None of examples below are real stoppers from using golang. These are just things I dealt with in the first week very often.

At first take a look on this code. Does it look like it is doing what it suppose to do (hint: no compile issues)?

_, err = os.Stat(filename);

// Using function https://golang.org/pkg/os/#IsNotExist to check if file does not exist
if os.IsNotExist(err) {
    fmt.Printf("no such file or directory: %s", filename)
    return
}

// Using function https://golang.org/pkg/os/#IsExist to check if file exists
if os.IsExist(err) {
    fmt.Printf("file or directory exists: %s", filename)
    return
}

But of course it does not. Second if is wrong. Stat returns nil as an error if file exists, so you actually need to check if err == nil.

Other really annoying thing

type Foo struct {
    bar string
}

// ...

a := Foo{ "test" }
b := Foo{
            "test",
        }

In second initialization comma is required, you will get compiler issue if you will not specify it.

Sometimes compiler does not help when you dealing with pointers

package main

import "fmt"
import "encoding/json"

type Foo struct {
    Bar string
}

const jsonString string = "{ \"Bar\": \"changed\" }"

func main() {
    a := Foo{}
    b := &Foo{}
    c := Foo{}

    json.Unmarshal([]byte(jsonString), a) // bug on this line
    json.Unmarshal([]byte(jsonString), b)
    json.Unmarshal([]byte(jsonString), &c)

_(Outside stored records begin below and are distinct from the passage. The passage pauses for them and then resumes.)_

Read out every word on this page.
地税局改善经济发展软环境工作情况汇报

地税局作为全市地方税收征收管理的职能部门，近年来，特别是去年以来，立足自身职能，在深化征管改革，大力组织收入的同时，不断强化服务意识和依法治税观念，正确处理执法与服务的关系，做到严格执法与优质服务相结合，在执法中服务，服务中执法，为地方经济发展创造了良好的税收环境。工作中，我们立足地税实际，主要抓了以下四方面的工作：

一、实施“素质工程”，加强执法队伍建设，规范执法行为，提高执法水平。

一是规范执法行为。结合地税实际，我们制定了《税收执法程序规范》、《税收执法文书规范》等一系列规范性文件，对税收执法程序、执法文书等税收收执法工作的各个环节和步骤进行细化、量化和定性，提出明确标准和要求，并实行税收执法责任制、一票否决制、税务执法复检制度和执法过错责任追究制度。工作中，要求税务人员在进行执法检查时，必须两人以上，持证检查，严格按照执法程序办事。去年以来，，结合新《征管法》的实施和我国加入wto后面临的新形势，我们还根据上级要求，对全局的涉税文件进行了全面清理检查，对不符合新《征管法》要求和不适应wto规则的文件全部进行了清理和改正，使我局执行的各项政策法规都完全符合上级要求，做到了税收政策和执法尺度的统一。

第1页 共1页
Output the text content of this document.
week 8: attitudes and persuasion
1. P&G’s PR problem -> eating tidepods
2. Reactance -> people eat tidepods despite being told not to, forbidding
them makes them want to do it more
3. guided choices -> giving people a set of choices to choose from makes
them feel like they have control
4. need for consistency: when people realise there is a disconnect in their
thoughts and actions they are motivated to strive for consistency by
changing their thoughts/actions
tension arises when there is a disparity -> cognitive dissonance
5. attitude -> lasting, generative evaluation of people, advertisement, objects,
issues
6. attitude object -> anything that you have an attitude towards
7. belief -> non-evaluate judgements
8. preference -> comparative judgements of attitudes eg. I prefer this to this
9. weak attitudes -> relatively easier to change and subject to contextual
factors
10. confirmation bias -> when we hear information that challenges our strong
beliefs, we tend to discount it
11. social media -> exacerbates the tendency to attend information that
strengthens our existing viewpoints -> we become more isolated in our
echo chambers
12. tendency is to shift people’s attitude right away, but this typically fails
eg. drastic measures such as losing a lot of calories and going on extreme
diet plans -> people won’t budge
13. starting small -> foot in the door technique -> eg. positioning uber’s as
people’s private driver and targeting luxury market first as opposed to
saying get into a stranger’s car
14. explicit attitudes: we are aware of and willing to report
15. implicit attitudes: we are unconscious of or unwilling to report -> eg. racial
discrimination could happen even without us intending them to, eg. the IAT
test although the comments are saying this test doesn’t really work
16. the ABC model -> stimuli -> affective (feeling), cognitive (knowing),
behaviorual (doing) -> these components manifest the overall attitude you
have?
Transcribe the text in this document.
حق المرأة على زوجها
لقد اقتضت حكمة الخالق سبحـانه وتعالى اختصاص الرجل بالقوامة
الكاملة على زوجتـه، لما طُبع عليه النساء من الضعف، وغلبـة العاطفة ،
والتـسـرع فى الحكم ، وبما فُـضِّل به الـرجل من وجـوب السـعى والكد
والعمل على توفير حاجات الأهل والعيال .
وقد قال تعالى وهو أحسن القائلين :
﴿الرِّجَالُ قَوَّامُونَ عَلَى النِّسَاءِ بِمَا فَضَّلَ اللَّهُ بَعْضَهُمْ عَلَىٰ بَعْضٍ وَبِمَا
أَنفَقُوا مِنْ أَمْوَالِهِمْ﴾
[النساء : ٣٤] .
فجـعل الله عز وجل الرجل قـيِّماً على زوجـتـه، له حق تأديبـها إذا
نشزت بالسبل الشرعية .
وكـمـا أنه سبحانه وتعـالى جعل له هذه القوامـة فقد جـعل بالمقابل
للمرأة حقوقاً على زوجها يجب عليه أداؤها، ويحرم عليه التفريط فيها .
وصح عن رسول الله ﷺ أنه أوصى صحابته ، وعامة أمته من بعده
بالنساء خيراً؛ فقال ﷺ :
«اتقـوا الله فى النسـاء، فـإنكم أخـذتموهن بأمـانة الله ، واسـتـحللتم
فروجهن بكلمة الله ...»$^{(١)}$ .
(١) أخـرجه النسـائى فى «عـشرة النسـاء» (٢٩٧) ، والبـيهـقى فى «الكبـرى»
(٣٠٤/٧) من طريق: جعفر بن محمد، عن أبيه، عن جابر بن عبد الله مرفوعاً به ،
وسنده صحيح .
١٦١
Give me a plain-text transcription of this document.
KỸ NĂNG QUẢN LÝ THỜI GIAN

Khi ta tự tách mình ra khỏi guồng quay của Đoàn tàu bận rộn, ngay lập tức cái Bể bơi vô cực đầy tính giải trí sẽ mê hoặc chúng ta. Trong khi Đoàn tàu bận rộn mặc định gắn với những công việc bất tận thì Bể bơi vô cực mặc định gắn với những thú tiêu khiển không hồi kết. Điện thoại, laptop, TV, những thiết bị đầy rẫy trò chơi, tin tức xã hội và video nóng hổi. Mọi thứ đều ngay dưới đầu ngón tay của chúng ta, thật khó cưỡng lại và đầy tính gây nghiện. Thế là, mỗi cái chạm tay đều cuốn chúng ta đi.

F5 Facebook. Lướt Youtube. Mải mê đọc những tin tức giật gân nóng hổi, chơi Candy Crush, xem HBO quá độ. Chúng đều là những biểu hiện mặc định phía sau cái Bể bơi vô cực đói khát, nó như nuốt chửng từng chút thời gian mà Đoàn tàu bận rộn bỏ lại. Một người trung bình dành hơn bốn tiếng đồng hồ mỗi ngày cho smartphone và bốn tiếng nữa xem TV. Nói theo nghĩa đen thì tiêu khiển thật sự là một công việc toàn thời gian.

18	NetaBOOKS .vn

    fmt.Println(a.Bar) // empty
    fmt.Println(b.Bar) // changed
    fmt.Println(c.Bar) // changed
}

Obviously this is expected, just something easy to miss. Especially when you are using marshaling a lot.

Pointers can confuse golang beginners. Just read few articles, like Pointers in Go and Pointers.

You can find more of these common surprises in 50 Shades of Go: Traps, Gotchas, and Common Mistakes for New Golang Devs

$GOPATH

I hate when platform requires some additional setup, which affects my current workflow. GOPATH is very confusing. How do I manage multiple projects? How do I integrate my go project with other platforms (C++, node.js, python)?

Also standard package management is awful, does not allow you to lock versions, so you just keep hope that none of the packages you use accept direct commits to master branch. Good, that folks already wrote their own package management tools. Bad, that there are few dozen of them already. Which one to choose?

I liked

Development process is fast

Golang is one of the easiest languages. You can learn it in few hours with A Tour of Go (and of course you will hit all the issues described above after that in first few weeks). Compilation is quick, 3 seconds to build 10Mb binary is very impressive result. If compilation is slow for you, it is possible that one of your libraries have c code, like case with sqlite.

You will find plenty of existing tools for golang: test framework, coverage tools, linter, documentation generation. All of these you will get out of the box. And a lot of packages written by community, or another list awesome-go.

I used vim for development with gotags for generating ctag, vim-go for syntax support and syntastic for syntax checking. If syntax checking will be slow you can exclude some of them.

No dependencies on runtime

You can compile it. It is statically typed. Go compiles code in binaries and it does not require you to install runtime to execute them (see Why is my trivial program such a large binary?). Compile it and it is ready to be copied anywhere (the same platform obviously).

A lot of great tools

I told you already about libraries, but you can actually find that a lot of great tools are written in go, for example these are what I used/tried recently

Which means that you will not be alone here.

When to use

So should you use node.js/python/ruby or golang for the next project? This is my list

  • Command line tool - yes.
  • Small script - no.
  • Micro (Small) Web services - yes.
  • Cron-like or low-level services - yes.
  • Large web sites - no.
  • GUI - no.
  • Rewriting existing projects - no.
  • Any project which will depend on other platforms - no.

In general I’m really impressed by golang. Great platform, great language.

P.S. Please don’t suggest me to try Rust.